Working with Gonzales since “Presidential Suite III” (Gonzales, 2002) their sparse orchestrations have pleased and traveled all the way to the United States, with the disco-pop-folk album “Let it die” (2004) by the Canadian Feist.
For Jane Birkin, the Frenchiest of English women, in her album “Rendez-Vous” (2004), Renaud Letang and Gonzales repeated that same kind of minimalist style, leaving breathing space for the sound, allowing the texts and melodies their rightful place and the many vocal facets of the duets to bloom. With Beth Gibbons, Bryan Ferry, Caetano Veloso and a few other names of the French and Japanese music scene, Jane Birkin found a new freedom with this repertoire, that her status as a gainsbourian icon couldn’t really allow her anymore.
This is just one of the many examples demonstrating the work of this duo formed by a producer and a multi instrumentalist agreeing on arrangements with fewer notes but the right ones.
Renaud Letang engineered two studio albums and two live ones for Alain Souchon, and one of them “Defoule Sentimentale” (1996) won Renaud the “Victoires de la musique” award as sound engineer. Alain Souchon said of Renaud : “His talent is that he will never be the slave of his musical inheritance”. Another French artist, Mathieu Boogaerts, said about Renaud. “He’s the first professional in whom I recognized myself. The first time I met him, I thought he could be one of my school friends; same size, same clothes, same wish to keep our teenage dreams intact. The notion of taking pleasure in his work is most important for him. His mixes are made in a way that you want to hear them again and again”.

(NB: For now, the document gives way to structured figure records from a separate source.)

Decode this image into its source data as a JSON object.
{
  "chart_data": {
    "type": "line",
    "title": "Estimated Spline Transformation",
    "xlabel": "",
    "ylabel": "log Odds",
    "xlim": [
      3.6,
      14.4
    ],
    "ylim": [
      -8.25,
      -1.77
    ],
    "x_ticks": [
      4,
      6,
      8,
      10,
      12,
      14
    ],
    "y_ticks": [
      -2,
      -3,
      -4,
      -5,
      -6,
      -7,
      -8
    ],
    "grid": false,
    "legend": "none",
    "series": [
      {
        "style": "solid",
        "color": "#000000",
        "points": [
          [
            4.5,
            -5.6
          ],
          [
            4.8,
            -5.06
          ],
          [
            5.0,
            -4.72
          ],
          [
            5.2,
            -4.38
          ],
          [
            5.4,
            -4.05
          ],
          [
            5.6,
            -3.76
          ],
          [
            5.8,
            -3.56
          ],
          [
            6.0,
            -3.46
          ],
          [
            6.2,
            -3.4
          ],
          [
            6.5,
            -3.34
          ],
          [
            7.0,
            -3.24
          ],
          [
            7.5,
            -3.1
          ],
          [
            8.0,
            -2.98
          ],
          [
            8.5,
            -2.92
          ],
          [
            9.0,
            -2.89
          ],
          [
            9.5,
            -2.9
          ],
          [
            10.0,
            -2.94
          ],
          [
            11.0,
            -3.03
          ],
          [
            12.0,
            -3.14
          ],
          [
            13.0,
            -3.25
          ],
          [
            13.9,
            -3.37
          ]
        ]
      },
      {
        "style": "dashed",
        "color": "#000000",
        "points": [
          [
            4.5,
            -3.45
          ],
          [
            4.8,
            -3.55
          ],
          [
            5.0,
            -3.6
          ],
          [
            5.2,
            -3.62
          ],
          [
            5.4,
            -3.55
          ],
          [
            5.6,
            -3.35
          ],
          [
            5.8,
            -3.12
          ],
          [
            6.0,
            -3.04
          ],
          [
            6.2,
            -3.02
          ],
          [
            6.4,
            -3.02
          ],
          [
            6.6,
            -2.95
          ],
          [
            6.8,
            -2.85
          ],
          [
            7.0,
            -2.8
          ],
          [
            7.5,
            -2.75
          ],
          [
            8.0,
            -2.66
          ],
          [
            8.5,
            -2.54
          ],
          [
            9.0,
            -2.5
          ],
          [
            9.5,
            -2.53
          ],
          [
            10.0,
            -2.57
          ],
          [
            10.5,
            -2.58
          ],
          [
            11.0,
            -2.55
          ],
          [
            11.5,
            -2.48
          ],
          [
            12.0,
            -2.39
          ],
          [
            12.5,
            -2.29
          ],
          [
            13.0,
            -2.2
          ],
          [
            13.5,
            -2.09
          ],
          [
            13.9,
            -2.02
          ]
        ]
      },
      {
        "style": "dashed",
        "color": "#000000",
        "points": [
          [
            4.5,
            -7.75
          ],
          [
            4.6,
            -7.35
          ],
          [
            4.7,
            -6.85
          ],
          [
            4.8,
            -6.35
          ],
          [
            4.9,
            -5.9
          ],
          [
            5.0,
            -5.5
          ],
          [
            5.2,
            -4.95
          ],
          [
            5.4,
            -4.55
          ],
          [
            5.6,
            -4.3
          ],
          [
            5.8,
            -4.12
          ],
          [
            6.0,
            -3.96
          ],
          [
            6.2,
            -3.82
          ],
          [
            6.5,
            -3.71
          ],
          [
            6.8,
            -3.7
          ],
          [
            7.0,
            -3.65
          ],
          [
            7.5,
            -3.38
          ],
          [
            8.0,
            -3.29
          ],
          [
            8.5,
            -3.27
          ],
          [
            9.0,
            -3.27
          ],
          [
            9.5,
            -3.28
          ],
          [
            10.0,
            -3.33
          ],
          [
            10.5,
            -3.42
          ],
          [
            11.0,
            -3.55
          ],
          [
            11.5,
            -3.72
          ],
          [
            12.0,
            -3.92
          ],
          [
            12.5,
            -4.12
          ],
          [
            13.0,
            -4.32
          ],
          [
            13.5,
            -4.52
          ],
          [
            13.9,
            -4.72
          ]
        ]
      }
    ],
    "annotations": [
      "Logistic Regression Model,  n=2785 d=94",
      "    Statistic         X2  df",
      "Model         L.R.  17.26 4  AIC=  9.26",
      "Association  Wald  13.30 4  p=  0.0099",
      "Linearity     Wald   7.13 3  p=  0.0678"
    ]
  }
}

Many surprises came with the experience of working with Manu Chao. When Manu’s group, La Mano Negra dissolved after its tour in Colombia, Manu wanted to make an electronic album for his first solo project. Renaud and Manu met for the first time in a café in Sèvres, a suburb of Paris and soon began to work on that album. But one day, the software wouldn’t open. Accidents can sometimes open new perspectives and the techno project became in fact the intimate best-seller we know as “Clandestino”. Renaud Letang keeps saying that this recording made in different places around the world, on a desk that fitted in a back-pack, helped him become more confident and revealed things to him that he never thought of. “With this record, I’ve realized that the angle, i.e, the point of view, modifies the proposal, and that often good things appear by accident”.
Son of an engineer, Renaud Letang was born in Teheran under the Shah. He lived in Indonesia (Djakarta) then in Venezuela (Caracas) where favelas touch residential neighborhoods. There, he learned to play the piano and love Art Tatum like his Dad did. But it was in France, during his teenage years that he played guitar in his first rock band. We still find guitar, keyboards, vinyls, turntables and many other instruments in the big underground room he uses as a laboratory at the Studio Ferber. It’s there, on the east side of Paris, that Renaud Letang locks himself in all year long, his head in the diodes like in a microwave oven. He seeks the sound that will hook someone somewhere. He tries to reduce the distance between the fingers of the musician and the ear of the melomane. Renaud Letang recreates and reinvents everyday an art close to telepathy.